Discover how to prepare the watermelon jelly tart by following the step-by-step procedure and advice. If you liked this recipe, also try the watermelon cheesecake or try your hand at other Sicilian pastry specialties .
How to make watermelon jelly tart
Step 1
Prepare the shortcrust pastry: arrange the flour in a fountain shape, break the eggs into the center1, add the sugar, the butter in pieces, a pinch of salt and yeast, and flavor with the grated lemon zest.

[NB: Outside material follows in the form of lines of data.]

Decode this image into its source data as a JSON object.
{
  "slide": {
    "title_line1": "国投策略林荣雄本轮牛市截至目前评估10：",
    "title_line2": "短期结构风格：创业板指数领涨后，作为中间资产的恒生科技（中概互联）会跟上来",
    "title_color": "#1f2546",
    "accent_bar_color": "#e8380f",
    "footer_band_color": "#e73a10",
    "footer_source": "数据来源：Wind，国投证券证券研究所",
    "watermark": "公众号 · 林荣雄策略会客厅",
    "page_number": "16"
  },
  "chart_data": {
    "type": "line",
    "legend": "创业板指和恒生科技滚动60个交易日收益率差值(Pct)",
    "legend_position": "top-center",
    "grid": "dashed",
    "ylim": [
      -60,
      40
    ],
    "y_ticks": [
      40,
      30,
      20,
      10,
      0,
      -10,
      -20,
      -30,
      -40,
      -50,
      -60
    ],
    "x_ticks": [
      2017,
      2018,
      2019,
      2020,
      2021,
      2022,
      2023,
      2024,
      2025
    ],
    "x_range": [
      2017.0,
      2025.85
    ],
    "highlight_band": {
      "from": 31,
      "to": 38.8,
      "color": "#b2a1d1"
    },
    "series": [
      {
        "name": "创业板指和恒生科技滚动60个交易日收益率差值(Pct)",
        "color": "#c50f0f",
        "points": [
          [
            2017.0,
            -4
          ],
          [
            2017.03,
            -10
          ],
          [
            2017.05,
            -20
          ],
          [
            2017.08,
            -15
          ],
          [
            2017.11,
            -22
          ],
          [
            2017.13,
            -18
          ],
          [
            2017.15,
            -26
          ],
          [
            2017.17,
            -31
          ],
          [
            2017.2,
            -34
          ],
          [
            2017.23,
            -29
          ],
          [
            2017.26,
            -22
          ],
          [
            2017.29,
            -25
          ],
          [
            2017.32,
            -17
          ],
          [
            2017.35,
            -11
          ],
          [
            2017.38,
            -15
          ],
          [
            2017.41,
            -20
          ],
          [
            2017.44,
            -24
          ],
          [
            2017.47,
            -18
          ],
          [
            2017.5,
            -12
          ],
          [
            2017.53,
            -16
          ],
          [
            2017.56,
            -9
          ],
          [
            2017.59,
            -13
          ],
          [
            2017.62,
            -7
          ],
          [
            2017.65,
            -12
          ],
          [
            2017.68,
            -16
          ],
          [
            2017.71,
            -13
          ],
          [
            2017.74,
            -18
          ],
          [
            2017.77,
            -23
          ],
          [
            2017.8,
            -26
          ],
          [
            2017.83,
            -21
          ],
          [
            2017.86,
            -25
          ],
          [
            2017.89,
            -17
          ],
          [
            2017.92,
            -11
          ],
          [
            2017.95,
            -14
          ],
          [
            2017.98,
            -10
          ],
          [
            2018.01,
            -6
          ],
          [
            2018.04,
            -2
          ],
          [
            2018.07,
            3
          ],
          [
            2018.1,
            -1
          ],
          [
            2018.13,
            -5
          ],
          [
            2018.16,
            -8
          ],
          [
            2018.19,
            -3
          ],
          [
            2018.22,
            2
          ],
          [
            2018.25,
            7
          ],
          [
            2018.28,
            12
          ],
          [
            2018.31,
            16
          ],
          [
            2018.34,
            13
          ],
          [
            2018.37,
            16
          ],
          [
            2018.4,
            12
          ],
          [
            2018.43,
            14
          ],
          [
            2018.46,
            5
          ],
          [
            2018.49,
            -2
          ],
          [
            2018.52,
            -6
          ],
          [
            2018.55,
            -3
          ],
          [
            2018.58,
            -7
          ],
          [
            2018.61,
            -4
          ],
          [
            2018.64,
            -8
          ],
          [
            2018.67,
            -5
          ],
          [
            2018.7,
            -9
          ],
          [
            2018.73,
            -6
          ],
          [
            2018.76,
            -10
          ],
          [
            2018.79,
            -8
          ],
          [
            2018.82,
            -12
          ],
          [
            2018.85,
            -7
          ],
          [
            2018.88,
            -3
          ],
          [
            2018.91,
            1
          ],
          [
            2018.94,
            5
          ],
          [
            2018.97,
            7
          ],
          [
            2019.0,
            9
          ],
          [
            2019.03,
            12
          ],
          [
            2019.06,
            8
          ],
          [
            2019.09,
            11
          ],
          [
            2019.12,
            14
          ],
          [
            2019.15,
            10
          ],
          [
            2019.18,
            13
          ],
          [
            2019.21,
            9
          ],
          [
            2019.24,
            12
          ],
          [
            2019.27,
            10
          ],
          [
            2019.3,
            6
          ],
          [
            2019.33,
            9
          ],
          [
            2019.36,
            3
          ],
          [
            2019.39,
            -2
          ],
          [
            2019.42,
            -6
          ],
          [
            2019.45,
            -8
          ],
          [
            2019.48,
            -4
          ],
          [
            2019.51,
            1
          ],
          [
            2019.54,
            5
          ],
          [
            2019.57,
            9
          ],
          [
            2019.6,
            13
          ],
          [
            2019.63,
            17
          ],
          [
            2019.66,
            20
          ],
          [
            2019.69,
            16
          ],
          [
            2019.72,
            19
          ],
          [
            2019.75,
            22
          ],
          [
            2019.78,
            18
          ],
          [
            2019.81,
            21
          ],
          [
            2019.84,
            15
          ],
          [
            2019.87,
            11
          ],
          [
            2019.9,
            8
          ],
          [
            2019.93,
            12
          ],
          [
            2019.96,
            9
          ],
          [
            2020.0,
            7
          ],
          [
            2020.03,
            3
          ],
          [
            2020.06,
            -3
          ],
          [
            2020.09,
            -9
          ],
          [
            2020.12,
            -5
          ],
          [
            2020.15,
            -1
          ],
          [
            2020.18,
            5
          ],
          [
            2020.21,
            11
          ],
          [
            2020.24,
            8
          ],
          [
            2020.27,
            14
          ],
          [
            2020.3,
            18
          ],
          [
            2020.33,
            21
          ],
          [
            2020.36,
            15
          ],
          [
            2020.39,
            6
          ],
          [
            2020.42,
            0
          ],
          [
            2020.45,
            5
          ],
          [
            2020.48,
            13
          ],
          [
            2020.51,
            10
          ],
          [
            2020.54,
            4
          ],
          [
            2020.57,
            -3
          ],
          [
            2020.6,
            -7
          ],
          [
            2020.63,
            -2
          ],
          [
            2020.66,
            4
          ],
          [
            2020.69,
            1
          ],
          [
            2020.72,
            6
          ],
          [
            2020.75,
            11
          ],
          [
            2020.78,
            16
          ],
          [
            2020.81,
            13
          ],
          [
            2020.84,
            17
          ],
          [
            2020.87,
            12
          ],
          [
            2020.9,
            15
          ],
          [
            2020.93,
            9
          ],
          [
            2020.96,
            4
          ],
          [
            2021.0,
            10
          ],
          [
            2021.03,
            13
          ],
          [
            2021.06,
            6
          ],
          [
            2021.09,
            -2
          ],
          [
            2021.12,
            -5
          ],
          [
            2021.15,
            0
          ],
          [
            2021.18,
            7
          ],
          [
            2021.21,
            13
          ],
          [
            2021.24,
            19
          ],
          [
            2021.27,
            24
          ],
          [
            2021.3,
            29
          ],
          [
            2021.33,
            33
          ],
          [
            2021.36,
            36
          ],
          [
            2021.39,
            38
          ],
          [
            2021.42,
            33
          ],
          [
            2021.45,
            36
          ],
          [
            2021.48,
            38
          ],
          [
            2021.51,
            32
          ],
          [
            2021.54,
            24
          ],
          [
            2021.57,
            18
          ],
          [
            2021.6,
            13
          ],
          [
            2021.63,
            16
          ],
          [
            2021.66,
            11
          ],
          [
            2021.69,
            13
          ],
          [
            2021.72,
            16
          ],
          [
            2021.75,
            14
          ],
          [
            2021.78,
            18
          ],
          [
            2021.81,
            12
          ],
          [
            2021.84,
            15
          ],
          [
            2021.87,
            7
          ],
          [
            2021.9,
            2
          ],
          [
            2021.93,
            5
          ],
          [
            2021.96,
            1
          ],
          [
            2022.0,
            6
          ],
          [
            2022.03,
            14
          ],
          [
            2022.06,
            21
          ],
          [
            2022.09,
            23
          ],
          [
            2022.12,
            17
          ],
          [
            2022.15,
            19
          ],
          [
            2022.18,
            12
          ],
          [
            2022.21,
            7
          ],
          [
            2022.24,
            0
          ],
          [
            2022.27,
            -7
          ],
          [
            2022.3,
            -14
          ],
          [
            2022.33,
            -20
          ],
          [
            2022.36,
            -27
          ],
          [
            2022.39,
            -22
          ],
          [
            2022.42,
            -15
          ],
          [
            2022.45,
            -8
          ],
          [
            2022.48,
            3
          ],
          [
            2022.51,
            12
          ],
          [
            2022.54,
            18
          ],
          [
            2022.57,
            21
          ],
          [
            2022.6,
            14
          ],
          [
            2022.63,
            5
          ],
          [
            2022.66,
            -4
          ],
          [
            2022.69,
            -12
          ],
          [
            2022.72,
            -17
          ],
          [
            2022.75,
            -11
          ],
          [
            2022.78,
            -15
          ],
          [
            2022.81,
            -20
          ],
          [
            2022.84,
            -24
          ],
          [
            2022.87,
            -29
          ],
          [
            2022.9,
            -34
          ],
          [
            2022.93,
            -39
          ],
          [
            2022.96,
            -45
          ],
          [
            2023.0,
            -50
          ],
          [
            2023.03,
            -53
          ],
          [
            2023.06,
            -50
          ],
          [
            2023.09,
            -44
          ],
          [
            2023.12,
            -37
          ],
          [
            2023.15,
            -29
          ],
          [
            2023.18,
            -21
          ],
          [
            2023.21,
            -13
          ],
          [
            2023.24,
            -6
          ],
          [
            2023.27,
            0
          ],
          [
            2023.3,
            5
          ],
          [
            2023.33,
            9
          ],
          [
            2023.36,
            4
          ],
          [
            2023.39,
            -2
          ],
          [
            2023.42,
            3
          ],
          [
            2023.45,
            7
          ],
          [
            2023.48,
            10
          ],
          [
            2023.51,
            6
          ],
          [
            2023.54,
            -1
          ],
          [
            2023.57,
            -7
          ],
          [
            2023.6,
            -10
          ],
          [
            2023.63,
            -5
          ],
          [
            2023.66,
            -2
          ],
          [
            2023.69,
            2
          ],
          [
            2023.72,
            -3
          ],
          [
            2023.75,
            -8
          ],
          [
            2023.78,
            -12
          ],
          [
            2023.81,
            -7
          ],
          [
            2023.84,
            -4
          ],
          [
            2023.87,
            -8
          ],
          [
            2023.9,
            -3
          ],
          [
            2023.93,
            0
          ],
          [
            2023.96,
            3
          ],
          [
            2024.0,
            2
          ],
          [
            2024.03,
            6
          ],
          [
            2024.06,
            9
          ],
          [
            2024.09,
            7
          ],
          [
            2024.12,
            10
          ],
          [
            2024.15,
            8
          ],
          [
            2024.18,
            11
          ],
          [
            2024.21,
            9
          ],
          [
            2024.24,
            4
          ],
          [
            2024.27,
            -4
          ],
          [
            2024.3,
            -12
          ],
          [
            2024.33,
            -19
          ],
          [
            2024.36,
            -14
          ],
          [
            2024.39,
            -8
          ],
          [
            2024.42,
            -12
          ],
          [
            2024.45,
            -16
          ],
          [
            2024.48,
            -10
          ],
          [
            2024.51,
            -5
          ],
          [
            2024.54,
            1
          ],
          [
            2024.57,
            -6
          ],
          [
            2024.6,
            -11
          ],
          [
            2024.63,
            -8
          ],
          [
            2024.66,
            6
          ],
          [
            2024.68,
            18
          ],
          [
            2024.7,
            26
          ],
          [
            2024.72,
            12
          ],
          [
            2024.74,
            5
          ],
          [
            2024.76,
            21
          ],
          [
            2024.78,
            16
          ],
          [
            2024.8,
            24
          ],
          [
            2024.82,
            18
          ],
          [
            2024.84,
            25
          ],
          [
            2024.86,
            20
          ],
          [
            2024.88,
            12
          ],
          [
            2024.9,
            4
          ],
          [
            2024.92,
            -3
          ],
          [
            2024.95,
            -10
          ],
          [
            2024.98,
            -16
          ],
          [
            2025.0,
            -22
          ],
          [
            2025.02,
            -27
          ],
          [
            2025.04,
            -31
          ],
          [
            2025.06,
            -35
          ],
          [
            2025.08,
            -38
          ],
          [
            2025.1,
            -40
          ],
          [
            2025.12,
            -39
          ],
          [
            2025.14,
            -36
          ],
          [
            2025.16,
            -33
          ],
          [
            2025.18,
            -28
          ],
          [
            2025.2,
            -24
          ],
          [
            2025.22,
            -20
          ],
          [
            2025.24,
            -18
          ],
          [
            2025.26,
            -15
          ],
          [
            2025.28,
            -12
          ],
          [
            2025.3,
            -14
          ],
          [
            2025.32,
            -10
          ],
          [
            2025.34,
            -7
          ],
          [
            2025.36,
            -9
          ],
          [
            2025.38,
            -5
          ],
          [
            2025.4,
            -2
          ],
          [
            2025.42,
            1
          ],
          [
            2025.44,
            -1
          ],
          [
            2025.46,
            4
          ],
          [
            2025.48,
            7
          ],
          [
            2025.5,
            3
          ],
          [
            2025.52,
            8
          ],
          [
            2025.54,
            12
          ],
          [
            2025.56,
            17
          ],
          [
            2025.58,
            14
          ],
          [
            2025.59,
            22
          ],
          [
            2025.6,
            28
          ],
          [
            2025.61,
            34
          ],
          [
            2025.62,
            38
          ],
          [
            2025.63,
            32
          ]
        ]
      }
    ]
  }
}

Then quickly work the ingredients, until you obtain a smooth and homogeneous dough.
Step 2
Wrap it with a sheet of cling film2and let it rest in the fridge for half an hour.
Step 3
Meanwhile, prepare the watermelon jelly: in a saucepan with a thick bottom, dilute the cornstarch with the watermelon juice, stirring often with the help of a hand whisk.3.
Step 4
At the end you should obtain a smooth mixture without lumps.4.
Step 5
Add the granulated sugar5and put it on the fire.
Step 6
Leave to cook on a medium flame, stirring constantly, until you obtain a thick and shiny cream.6.
Step 7
Transfer the watermelon jelly to a low, wide container.7, cover with a sheet of cling film and leave to cool in the fridge.
Step 8
Once the pastry has rested, roll it out with a rolling pin on a floured work surface.8about 1 cm thick.
Step 9
Cover a 22 cm diameter baking tin, greased and floured, with the shortcrust pastry disc obtained and trim the edges, eliminating the excess pastry.9.
Step 10
Pour the now cold watermelon jelly into the shortcrust pastry shell and level the surface with the back of a spoon10.
Step 11
With the pastry scraps kept aside, form lots of strips and arrange them on the filling, so as to create the classic grid.11; then put the tart in the oven at 180°C and leave it to cook for about 45 minutes.
Step 12
Once ready, take the watermelon jelly tart out of the oven, let it cool completely and turn it out onto a serving plate. Sprinkle the surface with some toasted pistachio grains, cut the cake into slices12and servants.